Artilleria #156 today; it is a restaurant hanging off the edge of the cliff
Waisberg's photographs from 1988
A view of the same house from below, with the funicular-style public elevator that takes passengers to Playa Ancha
Abandoned by its middle class for jobs in the capital and the up-to-date horrors of nearby Viña del Mar, a Dubaiesque beachfront excrescence just along the coast, Valparaiso and its cable cars and public funicular elevators was left to the aged and infirm to wither and die with them. (Despite its brash hordes of loathsome high-rises jostling for ocean views, Viña del Mar remains Chile's most prestigious resort. When I told the locals of Easter Island, some of whom had never been to the South American continent, that I intended to visit Valparaiso they said "oh, no, don't go there, it's dingy and old, and you'll be robbed.
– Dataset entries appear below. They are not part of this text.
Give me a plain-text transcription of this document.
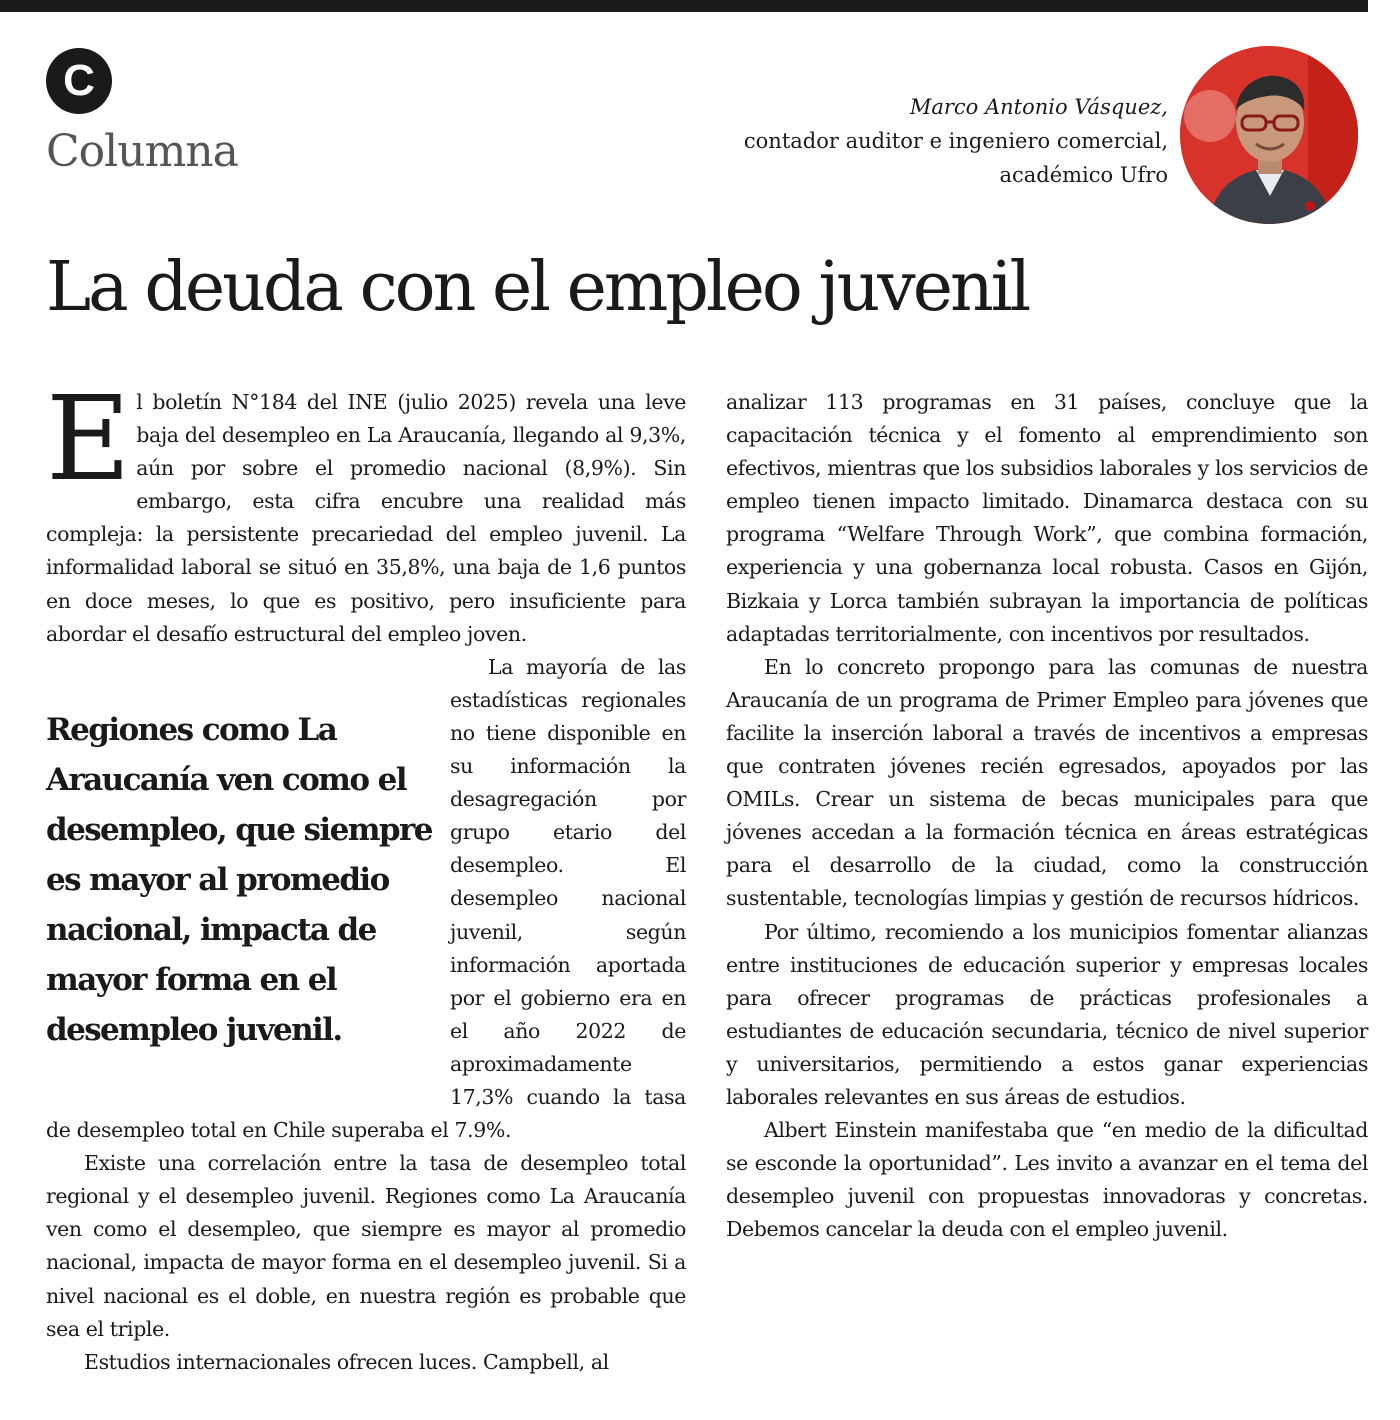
C
Columna
Marco Antonio Vásquez,
contador auditor e ingeniero comercial,
académico Ufro
La deuda con el empleo juvenil

El boletín N°184 del INE (julio 2025) revela una leve baja del desempleo en La Araucanía, llegando al 9,3%, aún por sobre el promedio nacional (8,9%). Sin embargo, esta cifra encubre una realidad más compleja: la persistente precariedad del empleo juvenil. La informalidad laboral se situó en 35,8%, una baja de 1,6 puntos en doce meses, lo que es positivo, pero insuficiente para abordar el desafío estructural del empleo joven.

Regiones como La Araucanía ven como el desempleo, que siempre es mayor al promedio nacional, impacta de mayor forma en el desempleo juvenil.

La mayoría de las estadísticas regionales no tiene disponible en su información la desagregación por grupo etario del desempleo. El desempleo nacional juvenil, según información aportada por el gobierno era en el año 2022 de aproximadamente 17,3% cuando la tasa de desempleo total en Chile superaba el 7.9%.

Existe una correlación entre la tasa de desempleo total regional y el desempleo juvenil. Regiones como La Araucanía ven como el desempleo, que siempre es mayor al promedio nacional, impacta de mayor forma en el desempleo juvenil. Si a nivel nacional es el doble, en nuestra región es probable que sea el triple.

Estudios internacionales ofrecen luces. Campbell, al

analizar 113 programas en 31 países, concluye que la capacitación técnica y el fomento al emprendimiento son efectivos, mientras que los subsidios laborales y los servicios de empleo tienen impacto limitado. Dinamarca destaca con su programa “Welfare Through Work”, que combina formación, experiencia y una gobernanza local robusta. Casos en Gijón, Bizkaia y Lorca también subrayan la importancia de políticas adaptadas territorialmente, con incentivos por resultados.

En lo concreto propongo para las comunas de nuestra Araucanía de un programa de Primer Empleo para jóvenes que facilite la inserción laboral a través de incentivos a empresas que contraten jóvenes recién egresados, apoyados por las OMILs. Crear un sistema de becas municipales para que jóvenes accedan a la formación técnica en áreas estratégicas para el desarrollo de la ciudad, como la construcción sustentable, tecnologías limpias y gestión de recursos hídricos.

Por último, recomiendo a los municipios fomentar alianzas entre instituciones de educación superior y empresas locales para ofrecer programas de prácticas profesionales a estudiantes de educación secundaria, técnico de nivel superior y universitarios, permitiendo a estos ganar experiencias laborales relevantes en sus áreas de estudios.

Albert Einstein manifestaba que “en medio de la dificultad se esconde la oportunidad”. Les invito a avanzar en el tema del desempleo juvenil con propuestas innovadoras y concretas. Debemos cancelar la deuda con el empleo juvenil.
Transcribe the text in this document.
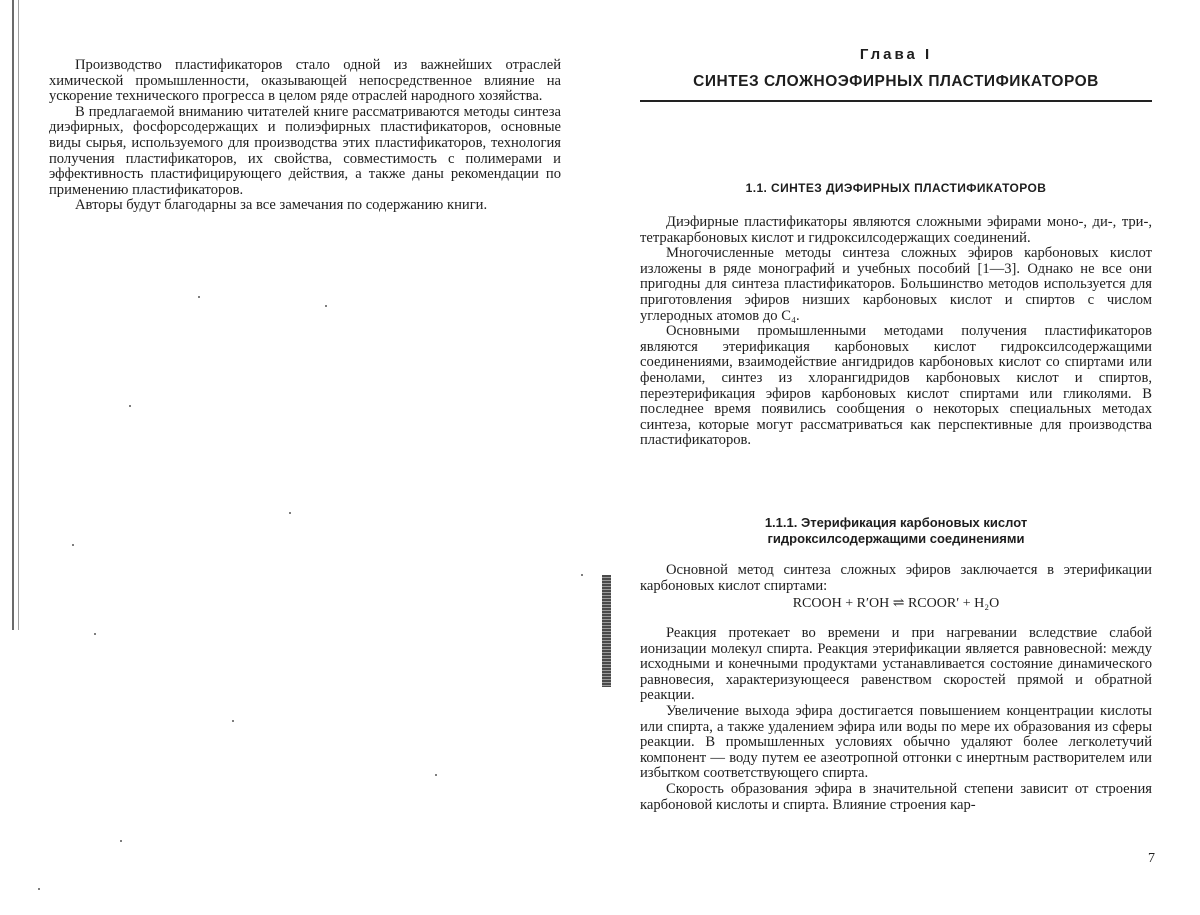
Производство пластификаторов стало одной из важнейших отраслей химической промышленности, оказывающей непосредственное влияние на ускорение технического прогресса в целом ряде отраслей народного хозяйства.

В предлагаемой вниманию читателей книге рассматриваются методы синтеза диэфирных, фосфорсодержащих и полиэфирных пластификаторов, основные виды сырья, используемого для производства этих пластификаторов, технология получения пластификаторов, их свойства, совместимость с полимерами и эффективность пластифицирующего действия, а также даны рекомендации по применению пластификаторов.

Авторы будут благодарны за все замечания по содержанию книги.

Глава I
СИНТЕЗ СЛОЖНОЭФИРНЫХ ПЛАСТИФИКАТОРОВ
1.1. СИНТЕЗ ДИЭФИРНЫХ ПЛАСТИФИКАТОРОВ

Диэфирные пластификаторы являются сложными эфирами моно-, ди-, три-, тетракарбоновых кислот и гидроксилсодержащих соединений.

Многочисленные методы синтеза сложных эфиров карбоновых кислот изложены в ряде монографий и учебных пособий [1—3]. Однако не все они пригодны для синтеза пластификаторов. Большинство методов используется для приготовления эфиров низших карбоновых кислот и спиртов с числом углеродных атомов до C₄.

Основными промышленными методами получения пластификаторов являются этерификация карбоновых кислот гидроксилсодержащими соединениями, взаимодействие ангидридов карбоновых кислот со спиртами или фенолами, синтез из хлорангидридов карбоновых кислот и спиртов, переэтерификация эфиров карбоновых кислот спиртами или гликолями. В последнее время появились сообщения о некоторых специальных методах синтеза, которые могут рассматриваться как перспективные для производства пластификаторов.

1.1.1. Этерификация карбоновых кислот
гидроксилсодержащими соединениями

Основной метод синтеза сложных эфиров заключается в этерификации карбоновых кислот спиртами:

RCOOH + R′OH ⇌ RCOOR′ + H₂O

Реакция протекает во времени и при нагревании вследствие слабой ионизации молекул спирта. Реакция этерификации является равновесной: между исходными и конечными продуктами устанавливается состояние динамического равновесия, характеризующееся равенством скоростей прямой и обратной реакции.

Увеличение выхода эфира достигается повышением концентрации кислоты или спирта, а также удалением эфира или воды по мере их образования из сферы реакции. В промышленных условиях обычно удаляют более легколетучий компонент — воду путем ее азеотропной отгонки с инертным растворителем или избытком соответствующего спирта.

Скорость образования эфира в значительной степени зависит от строения карбоновой кислоты и спирта. Влияние строения кар-

7
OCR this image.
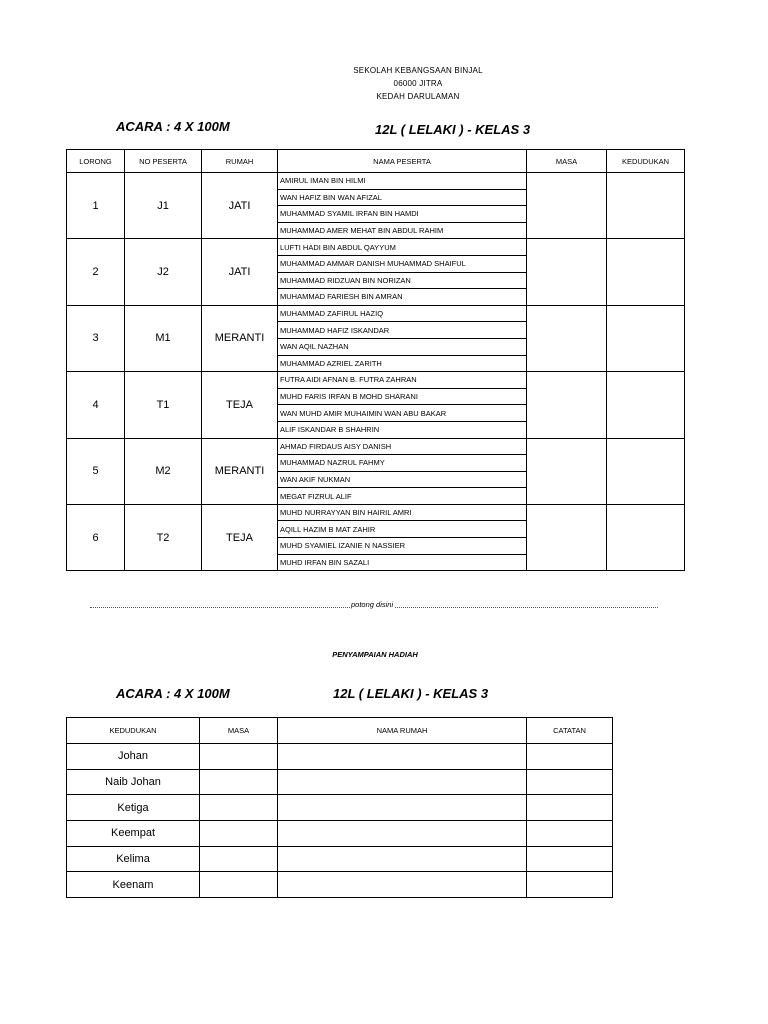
SEKOLAH KEBANGSAAN BINJAL
06000 JITRA
KEDAH DARULAMAN
ACARA : 4 X 100M	12L ( LELAKI ) - KELAS 3
LORONG	NO PESERTA	RUMAH	NAMA PESERTA	MASA	KEDUDUKAN
1	J1	JATI	AMIRUL IMAN BIN HILMI		
			WAN HAFIZ BIN WAN AFIZAL		
			MUHAMMAD SYAMIL IRFAN BIN HAMDI		
			MUHAMMAD AMER MEHAT BIN ABDUL RAHIM		
2	J2	JATI	LUFTI HADI BIN ABDUL QAYYUM		
			MUHAMMAD AMMAR DANISH MUHAMMAD SHAIFUL		
			MUHAMMAD RIDZUAN BIN NORIZAN		
			MUHAMMAD FARIESH BIN AMRAN		
3	M1	MERANTI	MUHAMMAD ZAFIRUL HAZIQ		
			MUHAMMAD HAFIZ ISKANDAR		
			WAN AQIL NAZHAN		
			MUHAMMAD AZRIEL ZARITH		
4	T1	TEJA	FUTRA AIDI AFNAN B. FUTRA ZAHRAN		
			MUHD FARIS IRFAN B MOHD SHARANI		
			WAN MUHD AMIR MUHAIMIN WAN ABU BAKAR		
			ALIF ISKANDAR B SHAHRIN		
5	M2	MERANTI	AHMAD FIRDAUS AISY DANISH		
			MUHAMMAD NAZRUL FAHMY		
			WAN AKIF NUKMAN		
			MEGAT FIZRUL ALIF		
6	T2	TEJA	MUHD NURRAYYAN BIN HAIRIL AMRI		
			AQILL HAZIM B MAT ZAHIR		
			MUHD SYAMIEL IZANIE N NASSIER		
			MUHD IRFAN BIN SAZALI		
potong disini
PENYAMPAIAN HADIAH
ACARA : 4 X 100M	12L ( LELAKI ) - KELAS 3
KEDUDUKAN	MASA	NAMA RUMAH	CATATAN
Johan			
Naib Johan			
Ketiga			
Keempat			
Kelima			
Keenam			
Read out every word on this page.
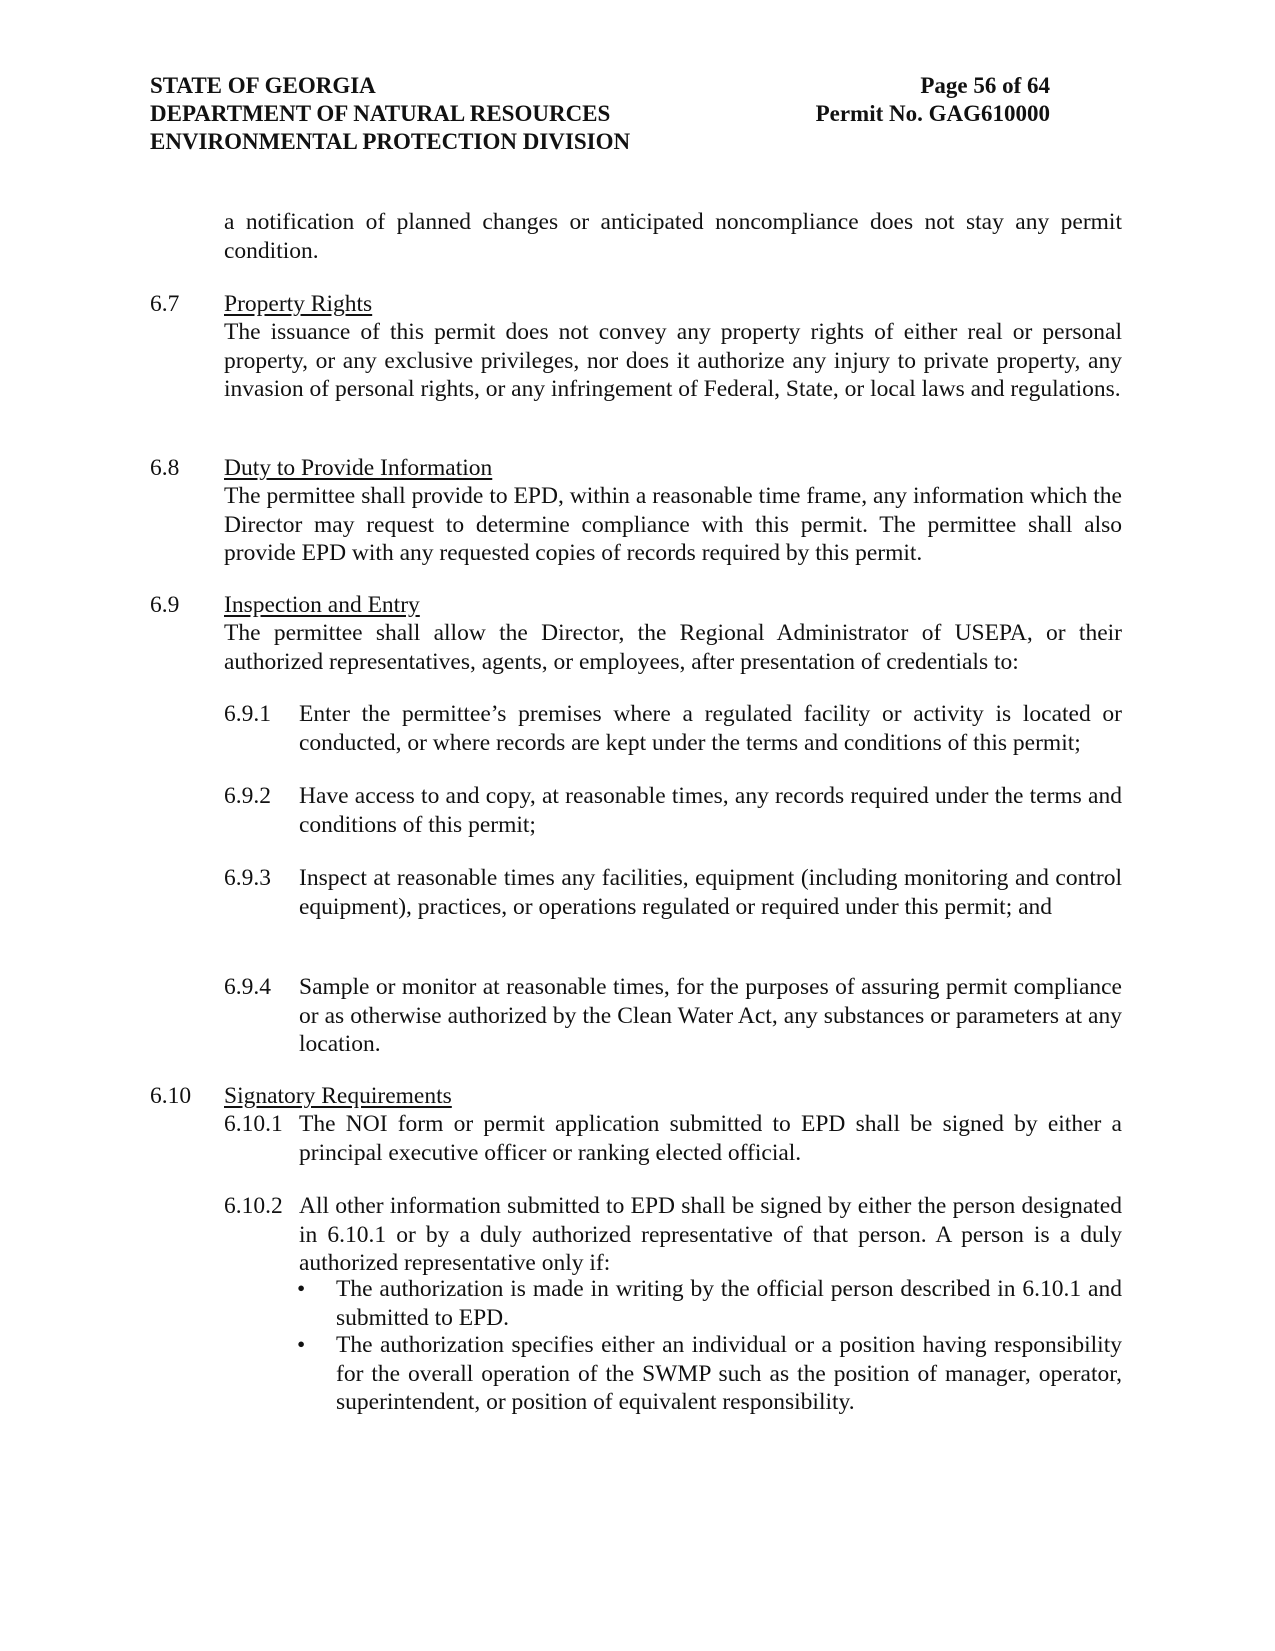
STATE OF GEORGIA
DEPARTMENT OF NATURAL RESOURCES
ENVIRONMENTAL PROTECTION DIVISION
Page 56 of 64
Permit No. GAG610000
a notification of planned changes or anticipated noncompliance does not stay any permit condition.
6.7 Property Rights
The issuance of this permit does not convey any property rights of either real or personal property, or any exclusive privileges, nor does it authorize any injury to private property, any invasion of personal rights, or any infringement of Federal, State, or local laws and regulations.
6.8 Duty to Provide Information
The permittee shall provide to EPD, within a reasonable time frame, any information which the Director may request to determine compliance with this permit. The permittee shall also provide EPD with any requested copies of records required by this permit.
6.9 Inspection and Entry
The permittee shall allow the Director, the Regional Administrator of USEPA, or their authorized representatives, agents, or employees, after presentation of credentials to:
6.9.1 Enter the permittee’s premises where a regulated facility or activity is located or conducted, or where records are kept under the terms and conditions of this permit;
6.9.2 Have access to and copy, at reasonable times, any records required under the terms and conditions of this permit;
6.9.3 Inspect at reasonable times any facilities, equipment (including monitoring and control equipment), practices, or operations regulated or required under this permit; and
6.9.4 Sample or monitor at reasonable times, for the purposes of assuring permit compliance or as otherwise authorized by the Clean Water Act, any substances or parameters at any location.
6.10 Signatory Requirements
6.10.1 The NOI form or permit application submitted to EPD shall be signed by either a principal executive officer or ranking elected official.
6.10.2 All other information submitted to EPD shall be signed by either the person designated in 6.10.1 or by a duly authorized representative of that person. A person is a duly authorized representative only if:
• The authorization is made in writing by the official person described in 6.10.1 and submitted to EPD.
• The authorization specifies either an individual or a position having responsibility for the overall operation of the SWMP such as the position of manager, operator, superintendent, or position of equivalent responsibility.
Go to Viña, next door, it's much nicer.") Generations of university students have also temporarily lived in Valparaiso, writing on the walls before moving on, but despite the neglect the city is finally enjoying a sort of touristic rehabilitation, with, at least, Chileans visiting in droves. Here and there the occasional sushi bar or polished cafe has brought a touch of swank and income to the ground floor of one of the old houses, but the city is quite big enough to absorb a few mooks wandering the streets with maps and cameras without feeling as if it is turning into a museum. The occasional sea-captain in whites and braided cap is still to be found descending the endless cement staircases linking the hillsides with the port, and a stone's-throw from the docks in the petite flat market district dusty glass storefronts still display, without any irony whatsoever, hasps and coils of rope and fishhooks and oilskins and other marine frippery. There is little I could say in higher praise of a seaport town than this.
I'm looking at real estate. When the floods surge in the coming great melt, Valparaiso's container port may sink underwater, but my termite-ridden Victorian mansion will be high and dry. And painted fuschia, with eggplant trim.